En su análisis, la profesora de la Universidad de Extremadura plantea cómo muchas de las mujeres que acceden a la esfera política no permanecen ahí mucho tiempo –o, al menos, menos tiempo que los hombres– por la violencia que reciben: de personas anónimas y externas pero también dentro de sus propias organizaciones. Un enfoque que va más allá de la reivindicación de la paridad «en la que muchas veces nos perdemos», dice Soriano.
Los avances en este sentido son lentos: las Cortes Generales han aprobado un Plan de Igualdad este mismo año que incluye líneas de acción contra el acoso sexual en el Senado y el Congreso de los Diputados que hasta la fecha no quedaban ni siquiera recogidas en ningún documento. Según se expone en el propio plan, el 70% de las mujeres encuestadas para la elaboración de esta normativa señalaron que no sabrían a quién dirigirse en caso de sufrir acoso sexual.

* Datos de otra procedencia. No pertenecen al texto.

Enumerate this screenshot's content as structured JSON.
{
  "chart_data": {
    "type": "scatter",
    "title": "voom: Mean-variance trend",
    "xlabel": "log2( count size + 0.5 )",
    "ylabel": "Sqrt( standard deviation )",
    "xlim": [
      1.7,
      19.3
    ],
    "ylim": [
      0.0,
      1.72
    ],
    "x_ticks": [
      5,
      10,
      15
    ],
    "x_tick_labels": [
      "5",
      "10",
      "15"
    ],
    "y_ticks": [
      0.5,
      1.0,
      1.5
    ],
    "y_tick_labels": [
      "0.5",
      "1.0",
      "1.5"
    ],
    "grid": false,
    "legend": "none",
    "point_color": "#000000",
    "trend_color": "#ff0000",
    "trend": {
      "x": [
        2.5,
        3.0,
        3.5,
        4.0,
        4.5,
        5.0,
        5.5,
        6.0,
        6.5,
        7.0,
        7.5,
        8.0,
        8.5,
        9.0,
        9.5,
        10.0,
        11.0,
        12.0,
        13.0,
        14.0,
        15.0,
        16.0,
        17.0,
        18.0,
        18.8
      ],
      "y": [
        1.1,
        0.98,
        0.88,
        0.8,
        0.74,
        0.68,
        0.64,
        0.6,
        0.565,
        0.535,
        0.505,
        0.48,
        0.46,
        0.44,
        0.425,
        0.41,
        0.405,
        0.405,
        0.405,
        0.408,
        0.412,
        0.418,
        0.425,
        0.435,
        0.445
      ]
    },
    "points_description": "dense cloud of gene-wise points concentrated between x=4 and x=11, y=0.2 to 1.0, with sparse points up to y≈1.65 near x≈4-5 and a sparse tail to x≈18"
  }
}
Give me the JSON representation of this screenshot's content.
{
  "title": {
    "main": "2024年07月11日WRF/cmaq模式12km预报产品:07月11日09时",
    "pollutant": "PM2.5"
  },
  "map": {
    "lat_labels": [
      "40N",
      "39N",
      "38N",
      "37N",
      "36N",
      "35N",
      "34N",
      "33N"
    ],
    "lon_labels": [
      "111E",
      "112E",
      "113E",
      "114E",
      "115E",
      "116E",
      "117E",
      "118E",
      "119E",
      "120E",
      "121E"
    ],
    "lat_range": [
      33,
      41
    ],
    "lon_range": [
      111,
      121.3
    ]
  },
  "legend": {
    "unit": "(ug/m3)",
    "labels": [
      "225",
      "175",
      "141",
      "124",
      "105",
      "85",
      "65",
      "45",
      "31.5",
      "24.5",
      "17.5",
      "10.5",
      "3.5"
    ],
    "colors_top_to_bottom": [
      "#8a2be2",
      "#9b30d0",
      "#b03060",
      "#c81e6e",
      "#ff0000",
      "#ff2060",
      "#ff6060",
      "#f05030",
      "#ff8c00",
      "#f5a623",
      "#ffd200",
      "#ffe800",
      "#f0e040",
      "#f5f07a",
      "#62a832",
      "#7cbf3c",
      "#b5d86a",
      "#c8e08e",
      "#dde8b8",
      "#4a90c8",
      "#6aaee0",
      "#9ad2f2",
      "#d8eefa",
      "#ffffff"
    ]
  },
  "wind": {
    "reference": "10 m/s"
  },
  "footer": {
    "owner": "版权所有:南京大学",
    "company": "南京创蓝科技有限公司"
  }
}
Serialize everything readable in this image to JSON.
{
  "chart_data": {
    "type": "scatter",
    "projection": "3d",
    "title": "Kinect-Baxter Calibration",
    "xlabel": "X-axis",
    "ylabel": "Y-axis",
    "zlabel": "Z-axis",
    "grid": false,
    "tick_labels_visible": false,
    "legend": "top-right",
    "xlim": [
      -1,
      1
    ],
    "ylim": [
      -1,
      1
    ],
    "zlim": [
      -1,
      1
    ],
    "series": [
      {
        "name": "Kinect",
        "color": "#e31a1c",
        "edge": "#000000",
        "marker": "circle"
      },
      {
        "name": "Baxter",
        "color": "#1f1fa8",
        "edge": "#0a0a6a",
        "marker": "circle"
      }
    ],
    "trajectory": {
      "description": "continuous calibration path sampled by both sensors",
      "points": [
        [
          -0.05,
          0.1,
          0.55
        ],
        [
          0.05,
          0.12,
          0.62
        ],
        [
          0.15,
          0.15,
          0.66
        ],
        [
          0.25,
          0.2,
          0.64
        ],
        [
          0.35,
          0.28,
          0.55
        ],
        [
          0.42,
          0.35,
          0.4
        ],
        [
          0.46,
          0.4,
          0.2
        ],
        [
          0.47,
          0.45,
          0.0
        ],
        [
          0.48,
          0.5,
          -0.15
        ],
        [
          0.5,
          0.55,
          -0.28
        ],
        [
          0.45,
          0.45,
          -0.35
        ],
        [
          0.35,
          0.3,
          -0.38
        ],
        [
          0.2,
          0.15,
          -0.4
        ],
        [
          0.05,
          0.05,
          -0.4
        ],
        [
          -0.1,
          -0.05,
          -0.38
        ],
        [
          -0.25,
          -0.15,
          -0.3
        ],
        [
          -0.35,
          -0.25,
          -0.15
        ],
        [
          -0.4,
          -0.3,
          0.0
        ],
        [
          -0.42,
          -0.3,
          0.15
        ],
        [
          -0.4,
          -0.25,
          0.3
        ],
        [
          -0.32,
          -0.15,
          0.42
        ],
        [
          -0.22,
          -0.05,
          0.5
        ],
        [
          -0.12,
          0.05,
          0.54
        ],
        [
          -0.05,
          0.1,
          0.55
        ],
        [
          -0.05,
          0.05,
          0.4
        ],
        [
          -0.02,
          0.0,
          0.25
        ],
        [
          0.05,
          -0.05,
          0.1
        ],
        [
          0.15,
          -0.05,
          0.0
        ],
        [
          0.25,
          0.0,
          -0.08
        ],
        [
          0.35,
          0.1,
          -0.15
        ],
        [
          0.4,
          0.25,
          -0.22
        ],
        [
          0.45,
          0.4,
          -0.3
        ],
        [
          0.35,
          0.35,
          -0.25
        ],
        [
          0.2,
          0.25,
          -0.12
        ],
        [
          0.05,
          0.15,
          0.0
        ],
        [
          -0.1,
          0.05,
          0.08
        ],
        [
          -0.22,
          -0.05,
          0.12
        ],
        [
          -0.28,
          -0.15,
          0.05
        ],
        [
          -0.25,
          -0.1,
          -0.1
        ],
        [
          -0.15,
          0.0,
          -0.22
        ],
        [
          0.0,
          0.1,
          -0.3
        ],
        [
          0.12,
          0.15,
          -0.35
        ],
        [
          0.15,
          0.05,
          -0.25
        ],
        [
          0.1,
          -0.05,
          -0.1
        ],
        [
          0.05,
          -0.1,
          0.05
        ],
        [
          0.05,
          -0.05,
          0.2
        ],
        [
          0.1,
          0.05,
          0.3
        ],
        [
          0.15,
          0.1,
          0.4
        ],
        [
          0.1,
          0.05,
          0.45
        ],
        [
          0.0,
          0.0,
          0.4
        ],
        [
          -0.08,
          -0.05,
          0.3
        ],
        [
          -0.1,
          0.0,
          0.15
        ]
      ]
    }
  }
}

Frente a estas carencias, Silvia Soriano propone mirar lo que se está haciendo en otros lugares y, en concreto, en América Latina. Como ejemplo, menciona la Asociación de Concejalas de Bolivia (ACOBOL), que ya en el año 2000 acotó la idea de violencia y acoso político hacia las mujeres, que tiene como objetivo la limitación en la participación política de estas. Tras el impulso que dio al asunto ACOBOL, en Bolivia se aprobó una ley específica que clasifica la violencia en este tipo de espacios como una forma más de violencia de género.